While the entire world focuses on achieving carbon neutrality – zero carbon dioxide (CO2) emissions – a new research shows climate change in some regions is inevitable even if the already increased CO2 level is reduced. As CO2 decreases, the intertropical convergence zone (ITCZ) shifts southwards, which can trigger persistent El Niño conditions. El Niño refers to a phenomenon in which the sea surface temperature near the equator rises by 1 to 3°C above its surroundings, causing droughts, storms, and floods around the world.
A POSTECH research team led by Professor Jong-Seong Kug and Ji-Hoon Oh (Division of Environmental Science and Engineering) conducted a simulation on the Earth system model that can ramp-up and ramp-down the concentration of atmospheric CO2. The researchers observed that the ITCZ, which hardly moved when the CO2 concentration increased, sharply shifted southwards when the CO2 level decreased. Even when the CO2 concentration was returned to its original level, its center still remained in the Southern Hemisphere.

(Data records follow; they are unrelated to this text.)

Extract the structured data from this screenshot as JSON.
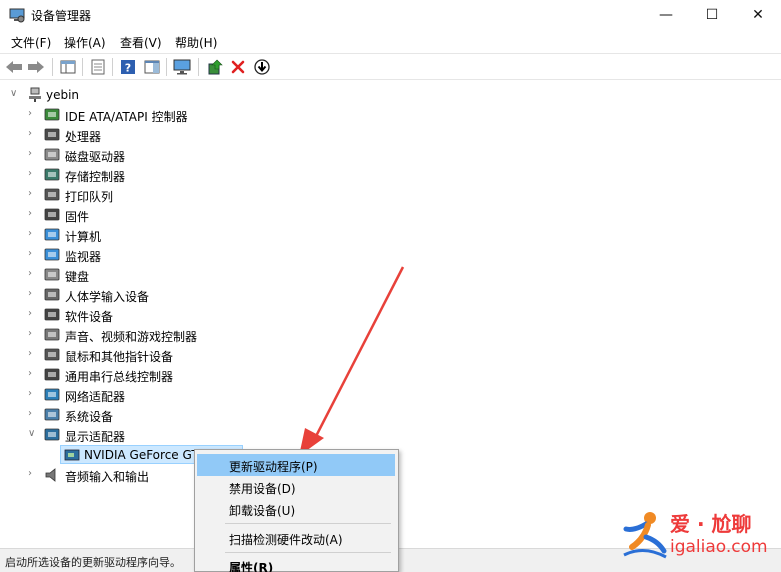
{
  "window": {
    "title": "设备管理器",
    "controls": [
      "—",
      "☐",
      "✕"
    ]
  },
  "menu": [
    "文件(F)",
    "操作(A)",
    "查看(V)",
    "帮助(H)"
  ],
  "tree": {
    "root": "yebin",
    "items": [
      "IDE ATA/ATAPI 控制器",
      "处理器",
      "磁盘驱动器",
      "存储控制器",
      "打印队列",
      "固件",
      "计算机",
      "监视器",
      "键盘",
      "人体学输入设备",
      "软件设备",
      "声音、视频和游戏控制器",
      "鼠标和其他指针设备",
      "通用串行总线控制器",
      "网络适配器",
      "系统设备",
      "显示适配器"
    ],
    "display_child": "NVIDIA GeForce GT",
    "last_item": "音频输入和输出"
  },
  "context_menu": {
    "update_driver": "更新驱动程序(P)",
    "disable": "禁用设备(D)",
    "uninstall": "卸载设备(U)",
    "scan": "扫描检测硬件改动(A)",
    "properties": "属性(R)"
  },
  "status": "启动所选设备的更新驱动程序向导。",
  "watermark": {
    "brand": "爱 · 尬聊",
    "domain": "igaliao.com"
  },
  "colors": {
    "selection": "#cce8ff",
    "menu_highlight": "#91c9f7",
    "arrow": "#e8413a",
    "delete": "#e02020"
  }
}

The shift of the ITCZ, where 32% of the global precipitation occurs, is an extremely important factor in determining the amount of precipitation in the tropics and subtropics. The shift can change the Hadley circulation – the starting point of the global atmospheric circulation – to cause abnormalities in the global climate. Through this study, Professor Kug’s team has confirmed that as CO2 begins to decrease, the ITCZ moves to the Southern Hemisphere which remains warm, unlike the Northern Hemisphere that cools down with CO2 reduction.
Atmospheric CO2 reduction could slowly return the average global temperature and precipitation to normal. However, the researchers claim that the climate may appear completely different in some regions. The change in precipitation due to the southwards shift of the ITCZ is very similar to the pattern during an extreme El Niño. In other words, it is expected that some regions will experience an abnormal climate condition where an extreme El Niño persists.
The model simulations confirmed that even if the increased CO2 concentration is reduced and returned to its original value, the Sahel zone including the Sahara Desert and southern Europe around the Mediterranean Sea experienced a 20% decrease in average annual precipitation compared to the current levels, leading to further desertification. In contrast, North and South America had an increase in precipitation by about 15%. In fact, a risk of more frequent flooding was found in the western regions of North and South America where the increase in precipitation was noticeable. In East Asia, including the Korean Peninsula, a possibility of more rain during the monsoon season was found due to the increased precipitation in summer.
“It is impossible to properly reflect the complex climate system if only the average global temperature and precipitation levels are considered when creating mitigation policies to prevent climate change, such as carbon neutrality or carbon reduction,” explained Professor Jong-Seong Kug. Emphasizing that regional changes such as the southwards shift of the ITCZ should be fully taken into account, Professor Kug added, “The already emitted greenhouse gases have lasting effects on the planet so we need to recognize their long-term impacts as well as their immediate effect on climate change.”